La famille de Nguyên Thi Quê est depuis 6 générations attachée à la culture et la vente des plantes médicinales. Durant son enfance, Nguyên Thi Quê et ses amis jouaient aux devinettes avec les plantes et leurs propriétés curatives. À 8 ans, elle savait cueillir les feuilles pour composer différents remèdes.

Comme une encyclopédie vivante, Nguyên Thi Quê connaît les propriétés curatives de chaque variété de plante, la façon de soigner. Elle compose les remèdes et donne des prescriptions précises, après avoir entendu le malade ou un proche... décrire ses symptômes.

Sa maison rassemble diverses feuilles de plantes médicinales que ses proches apporteront au marché de médecine traditionnelle du village ou que les commerçants viennent directement acheter en gros. Elle dispose également d'un petit jardin de quelques dizaines de mètres carrés où la vieille dame ne cultive que des plantes médicinales précieuses, de haute valeur comme lô hôi (aloe vera), trinh nu hoàng cung (nom scientifique : crinum latifolium)...

Les jardins rétrécissent

Il y a 30 ou 20 ans, les plantes médicinales regorgeaient partout dans le village de Dai Yên, d'après Nguyên Thi Quê.

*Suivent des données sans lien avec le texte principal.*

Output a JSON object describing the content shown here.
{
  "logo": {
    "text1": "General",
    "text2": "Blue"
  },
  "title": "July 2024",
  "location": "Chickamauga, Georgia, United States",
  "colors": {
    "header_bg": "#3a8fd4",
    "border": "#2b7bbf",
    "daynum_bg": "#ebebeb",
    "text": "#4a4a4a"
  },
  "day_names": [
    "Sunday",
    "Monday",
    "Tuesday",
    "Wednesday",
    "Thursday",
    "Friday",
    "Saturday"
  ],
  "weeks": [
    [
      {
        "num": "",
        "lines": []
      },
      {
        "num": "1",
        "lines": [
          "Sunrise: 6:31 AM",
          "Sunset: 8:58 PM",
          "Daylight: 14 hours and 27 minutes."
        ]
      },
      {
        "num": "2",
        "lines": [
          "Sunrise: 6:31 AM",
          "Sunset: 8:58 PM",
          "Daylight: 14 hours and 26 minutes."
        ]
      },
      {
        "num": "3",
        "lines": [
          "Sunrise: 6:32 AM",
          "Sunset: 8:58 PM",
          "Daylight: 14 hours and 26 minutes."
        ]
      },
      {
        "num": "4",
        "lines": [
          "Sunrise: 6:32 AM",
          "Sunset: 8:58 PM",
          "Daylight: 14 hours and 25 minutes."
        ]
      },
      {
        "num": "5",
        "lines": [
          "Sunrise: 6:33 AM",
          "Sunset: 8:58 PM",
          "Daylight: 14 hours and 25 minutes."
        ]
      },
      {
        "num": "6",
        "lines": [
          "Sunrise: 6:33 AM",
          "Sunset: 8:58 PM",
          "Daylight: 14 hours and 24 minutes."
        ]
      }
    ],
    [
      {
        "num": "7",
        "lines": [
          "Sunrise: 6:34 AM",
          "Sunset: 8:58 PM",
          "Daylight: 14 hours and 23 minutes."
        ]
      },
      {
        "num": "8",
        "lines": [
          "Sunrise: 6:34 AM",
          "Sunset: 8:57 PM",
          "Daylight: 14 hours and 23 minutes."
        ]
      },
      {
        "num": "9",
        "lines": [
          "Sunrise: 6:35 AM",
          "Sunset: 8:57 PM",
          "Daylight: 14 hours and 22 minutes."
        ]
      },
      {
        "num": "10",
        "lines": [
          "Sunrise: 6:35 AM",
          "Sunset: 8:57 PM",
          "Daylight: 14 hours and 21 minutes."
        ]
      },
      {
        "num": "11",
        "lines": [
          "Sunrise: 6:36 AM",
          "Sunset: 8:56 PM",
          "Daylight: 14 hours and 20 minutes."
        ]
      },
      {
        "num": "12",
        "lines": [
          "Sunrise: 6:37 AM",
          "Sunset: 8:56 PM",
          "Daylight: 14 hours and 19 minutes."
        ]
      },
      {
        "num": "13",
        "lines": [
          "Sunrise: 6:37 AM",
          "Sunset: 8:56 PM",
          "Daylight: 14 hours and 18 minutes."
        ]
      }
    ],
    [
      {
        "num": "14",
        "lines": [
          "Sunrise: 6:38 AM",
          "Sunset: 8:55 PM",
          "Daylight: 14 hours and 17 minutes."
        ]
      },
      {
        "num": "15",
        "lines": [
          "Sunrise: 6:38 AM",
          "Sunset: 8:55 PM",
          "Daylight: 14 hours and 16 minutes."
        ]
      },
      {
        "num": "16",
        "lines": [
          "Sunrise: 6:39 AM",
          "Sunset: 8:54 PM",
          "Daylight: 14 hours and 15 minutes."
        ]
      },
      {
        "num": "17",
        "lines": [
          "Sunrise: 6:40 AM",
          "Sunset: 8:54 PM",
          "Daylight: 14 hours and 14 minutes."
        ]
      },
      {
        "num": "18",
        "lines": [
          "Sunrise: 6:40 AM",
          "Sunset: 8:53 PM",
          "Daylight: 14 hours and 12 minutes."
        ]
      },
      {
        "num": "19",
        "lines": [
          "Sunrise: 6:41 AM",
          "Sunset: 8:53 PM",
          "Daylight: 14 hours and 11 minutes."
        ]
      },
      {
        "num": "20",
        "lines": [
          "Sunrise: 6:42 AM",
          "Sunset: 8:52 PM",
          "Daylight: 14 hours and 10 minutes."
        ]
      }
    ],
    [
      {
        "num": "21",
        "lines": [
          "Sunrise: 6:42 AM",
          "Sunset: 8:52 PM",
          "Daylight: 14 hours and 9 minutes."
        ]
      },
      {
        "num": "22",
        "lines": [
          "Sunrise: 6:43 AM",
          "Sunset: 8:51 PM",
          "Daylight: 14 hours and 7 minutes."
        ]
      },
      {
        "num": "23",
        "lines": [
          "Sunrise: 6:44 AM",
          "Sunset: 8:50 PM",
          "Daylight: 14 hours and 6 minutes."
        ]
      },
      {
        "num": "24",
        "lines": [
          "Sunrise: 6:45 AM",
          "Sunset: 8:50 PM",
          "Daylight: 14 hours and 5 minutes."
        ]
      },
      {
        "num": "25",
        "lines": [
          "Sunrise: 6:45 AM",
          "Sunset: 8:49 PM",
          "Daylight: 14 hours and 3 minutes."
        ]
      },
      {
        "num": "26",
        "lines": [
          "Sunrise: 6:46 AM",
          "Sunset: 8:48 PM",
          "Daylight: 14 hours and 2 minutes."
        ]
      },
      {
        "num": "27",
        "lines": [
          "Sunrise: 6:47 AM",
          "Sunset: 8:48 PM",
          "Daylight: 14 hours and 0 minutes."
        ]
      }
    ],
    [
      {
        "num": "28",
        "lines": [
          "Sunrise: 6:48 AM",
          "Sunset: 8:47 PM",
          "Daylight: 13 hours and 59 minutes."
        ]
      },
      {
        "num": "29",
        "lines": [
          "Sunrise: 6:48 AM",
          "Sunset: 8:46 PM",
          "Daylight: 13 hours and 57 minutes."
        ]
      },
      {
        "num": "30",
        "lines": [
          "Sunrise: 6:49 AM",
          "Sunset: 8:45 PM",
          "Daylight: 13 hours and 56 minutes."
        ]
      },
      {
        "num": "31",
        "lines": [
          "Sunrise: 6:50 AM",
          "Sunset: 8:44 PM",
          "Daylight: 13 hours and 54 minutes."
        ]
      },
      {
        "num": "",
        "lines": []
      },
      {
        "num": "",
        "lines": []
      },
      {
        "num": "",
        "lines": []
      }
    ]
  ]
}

À cette époque, chaque visiteur en arrivant au village de bon matin, pouvait sentir l'arôme des essences naturelles de végétaux médicinaux. Depuis une dizaine d'années, les villageois ont tendance à construire des maisons à louer sur leurs jardins ou vendre ceux-ci pour qu'apparaissent de nouveaux bâtiments. La superficie de terrains consacrés à la culture de plantes médicinales diminue à une vitesse vertigineuse. Outre la famille de Nguyên Thi Quê, Dai Yên ne compte plus aujourd'hui que quelques foyers producteurs avec des jardins de faibles dimensions.

Chaque après-midi, les feuilles de plantes médicinales issues des jardins villageois sont vendues au petit marché situé à proximité de la porte d'entrée du village. Auparavant, se tenait là le grand marché dédié à la médecine traditionnelle le plus réputé de Hanoi où marchands et clients venaient en nombre. Aujourd'hui, ils ne sont plus que quelques-uns autour de rares étals.

Le village de la culture des plantes médicinales risque de disparaître. Un jour, peut-être, entendra-t-on parler de ce métier traditionnel de Dai Yên comme d'une vieille légende.